As the PM was walking by I casually said "Your' problem is there" and pointed at the bearing. I didn't say anything more.
They kept working on the machine trying everything for a couple hours. Finally he pulled out a laser thermometer and saw the difference in temps.
It was end of day when he did that.
The next day they fired up the press and it did the same thing. He had already read the temps on the bearings so he had his baseline. After 20 minutes of running, the motor popped. He scanned that bearing and, sure enough, it was 60 degrees hotter.
He ended up pulling the bearing and cleaning up all the scoring. The main shaft was OK.
Right before he put it back in I walked by and casually said "Clean out the oil port or You'll be doing this again tomorrow."

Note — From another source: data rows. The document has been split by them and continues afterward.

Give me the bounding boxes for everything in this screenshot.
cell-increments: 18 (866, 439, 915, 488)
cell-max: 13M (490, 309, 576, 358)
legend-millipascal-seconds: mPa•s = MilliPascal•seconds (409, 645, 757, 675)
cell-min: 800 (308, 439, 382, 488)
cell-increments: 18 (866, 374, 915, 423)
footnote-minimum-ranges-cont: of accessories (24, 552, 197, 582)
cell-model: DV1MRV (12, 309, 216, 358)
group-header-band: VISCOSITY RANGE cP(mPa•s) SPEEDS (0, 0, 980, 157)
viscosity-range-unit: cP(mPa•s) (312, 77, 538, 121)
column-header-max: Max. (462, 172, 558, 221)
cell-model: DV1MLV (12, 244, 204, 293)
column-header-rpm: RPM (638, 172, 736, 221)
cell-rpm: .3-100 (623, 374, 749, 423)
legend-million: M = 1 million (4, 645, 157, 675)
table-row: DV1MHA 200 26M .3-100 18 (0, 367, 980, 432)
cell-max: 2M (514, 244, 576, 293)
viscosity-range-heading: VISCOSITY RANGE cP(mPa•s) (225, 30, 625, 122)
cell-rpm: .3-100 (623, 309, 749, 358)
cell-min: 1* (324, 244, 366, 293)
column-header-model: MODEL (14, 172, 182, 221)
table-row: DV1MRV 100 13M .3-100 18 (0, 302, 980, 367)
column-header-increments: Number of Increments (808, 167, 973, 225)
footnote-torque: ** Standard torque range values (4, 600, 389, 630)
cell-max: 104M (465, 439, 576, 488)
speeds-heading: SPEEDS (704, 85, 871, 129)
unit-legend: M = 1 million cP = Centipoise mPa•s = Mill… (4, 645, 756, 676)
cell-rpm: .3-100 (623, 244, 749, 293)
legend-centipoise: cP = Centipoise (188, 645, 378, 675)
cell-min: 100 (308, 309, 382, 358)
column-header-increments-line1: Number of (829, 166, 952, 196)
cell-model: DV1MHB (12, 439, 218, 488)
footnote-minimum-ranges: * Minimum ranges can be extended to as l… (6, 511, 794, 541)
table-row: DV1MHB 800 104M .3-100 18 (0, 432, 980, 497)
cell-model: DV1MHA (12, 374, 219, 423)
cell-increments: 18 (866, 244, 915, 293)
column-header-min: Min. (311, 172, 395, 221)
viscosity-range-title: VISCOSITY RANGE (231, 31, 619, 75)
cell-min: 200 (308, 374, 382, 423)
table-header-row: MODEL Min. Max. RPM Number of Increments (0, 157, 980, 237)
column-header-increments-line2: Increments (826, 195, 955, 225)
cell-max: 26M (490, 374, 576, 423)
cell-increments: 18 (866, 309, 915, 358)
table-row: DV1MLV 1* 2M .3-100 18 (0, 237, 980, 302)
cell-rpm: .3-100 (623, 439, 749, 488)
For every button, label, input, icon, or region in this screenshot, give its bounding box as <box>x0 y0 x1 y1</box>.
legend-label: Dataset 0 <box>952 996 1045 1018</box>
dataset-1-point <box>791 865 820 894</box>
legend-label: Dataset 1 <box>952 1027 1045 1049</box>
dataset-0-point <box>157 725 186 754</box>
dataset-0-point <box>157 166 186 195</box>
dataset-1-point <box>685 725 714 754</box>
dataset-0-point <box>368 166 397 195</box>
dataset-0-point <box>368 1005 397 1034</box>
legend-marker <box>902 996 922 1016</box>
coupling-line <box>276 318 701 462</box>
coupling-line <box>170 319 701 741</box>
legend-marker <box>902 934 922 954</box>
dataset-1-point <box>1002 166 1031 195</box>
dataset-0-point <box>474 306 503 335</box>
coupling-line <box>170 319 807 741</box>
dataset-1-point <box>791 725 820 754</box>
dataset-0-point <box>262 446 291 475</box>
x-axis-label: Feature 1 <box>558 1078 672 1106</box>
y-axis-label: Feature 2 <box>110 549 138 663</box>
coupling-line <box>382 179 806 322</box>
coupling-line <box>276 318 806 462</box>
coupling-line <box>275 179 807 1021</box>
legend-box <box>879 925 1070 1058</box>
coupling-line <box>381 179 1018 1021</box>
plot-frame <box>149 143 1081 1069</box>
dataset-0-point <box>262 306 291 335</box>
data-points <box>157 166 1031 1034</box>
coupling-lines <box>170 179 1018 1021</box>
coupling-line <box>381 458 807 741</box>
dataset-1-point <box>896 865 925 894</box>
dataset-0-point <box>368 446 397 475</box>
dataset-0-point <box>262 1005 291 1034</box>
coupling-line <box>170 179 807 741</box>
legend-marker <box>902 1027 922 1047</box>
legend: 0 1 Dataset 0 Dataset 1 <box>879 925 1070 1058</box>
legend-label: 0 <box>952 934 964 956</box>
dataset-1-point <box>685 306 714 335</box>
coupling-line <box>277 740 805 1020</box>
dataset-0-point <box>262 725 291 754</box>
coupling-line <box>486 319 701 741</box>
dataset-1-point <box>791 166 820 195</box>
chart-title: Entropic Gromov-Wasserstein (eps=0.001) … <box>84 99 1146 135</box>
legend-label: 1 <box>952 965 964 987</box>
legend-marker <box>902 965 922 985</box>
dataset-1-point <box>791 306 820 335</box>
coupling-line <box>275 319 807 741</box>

Sure enough, the oil port was clogged.
Again, there was never a "thank you" but after that we had an understanding. If I saw something, I'd casually say something and he'd look at it.
Another part of the understanding as if I was working on something it was because someone wanted it done "my way" and not his way.
And the other part of the understanding was if he screwed something up, and I fixed it, I wouldn't say a thing. It happened more times than I can remember.
He wasn't a bad guy. He just had a different personality. He'd, literally, give you the shirt off his back an hour after making you feel like he hated your guts. RIP!